In conclusion, women represent 56% of global blindness [3]. In low-income countries, there is reduced engagement with eye care services in women compared to men. As DR screening programmes are developed in low-income countries, strategies, such as the use of outreach screening combined with treatment services and using women to educate women and family groups, should be built into screening programmes, with audit data split by gender. This could help to alleviate the growing burden of blindness and visual impairment from DR caused by the under-utilisation of eye care services by women.

Summary

What is known about this topic

  • Women make up 56% of the global blind.

  • In many low- and middle-income countries men are twice as likely as women to access eye care services.

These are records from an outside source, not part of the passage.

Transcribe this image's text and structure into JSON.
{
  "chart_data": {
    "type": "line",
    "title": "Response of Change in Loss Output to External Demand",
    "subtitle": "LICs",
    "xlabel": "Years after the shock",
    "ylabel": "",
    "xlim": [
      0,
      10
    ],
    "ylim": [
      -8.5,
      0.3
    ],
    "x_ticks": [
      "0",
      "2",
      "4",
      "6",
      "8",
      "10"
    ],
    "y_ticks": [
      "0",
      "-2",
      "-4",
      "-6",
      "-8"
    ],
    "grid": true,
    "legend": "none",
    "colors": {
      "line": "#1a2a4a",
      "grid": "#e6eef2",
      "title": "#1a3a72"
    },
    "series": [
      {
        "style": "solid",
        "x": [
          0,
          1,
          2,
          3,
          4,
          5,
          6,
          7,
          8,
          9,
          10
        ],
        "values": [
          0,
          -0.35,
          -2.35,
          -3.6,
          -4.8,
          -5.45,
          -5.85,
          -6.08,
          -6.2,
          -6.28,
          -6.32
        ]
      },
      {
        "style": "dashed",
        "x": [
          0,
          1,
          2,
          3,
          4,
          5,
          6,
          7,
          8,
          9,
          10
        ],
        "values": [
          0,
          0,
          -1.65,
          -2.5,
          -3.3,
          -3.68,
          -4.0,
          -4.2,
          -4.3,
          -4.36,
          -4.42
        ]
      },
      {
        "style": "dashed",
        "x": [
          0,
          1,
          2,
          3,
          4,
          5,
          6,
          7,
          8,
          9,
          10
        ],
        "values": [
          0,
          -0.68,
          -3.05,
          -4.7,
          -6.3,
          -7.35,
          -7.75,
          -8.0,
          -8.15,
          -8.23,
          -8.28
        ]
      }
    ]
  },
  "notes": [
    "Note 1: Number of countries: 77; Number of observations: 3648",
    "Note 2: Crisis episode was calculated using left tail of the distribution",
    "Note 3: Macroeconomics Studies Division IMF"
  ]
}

  • Diabetic retinopathy is an increasingly important cause of vision loss in low- and middle-income countries; however, follow-up within existing screening services is poor, particularly for women.

What this study adds

  • The study highlights cost, fear of treatment and a lack of appreciation of disease chronicity as important reasons for the low rates of follow-up for those referred after screening for diabetic retinopathy.

  • The study is the first to explore why women are less likely than men to access diabetic retinopathy treatment services after screening in Africa.

  • Women were noted to have less financial independence than men and were less able to make independent decisions relating to access to healthcare than men in this region of Tanzania.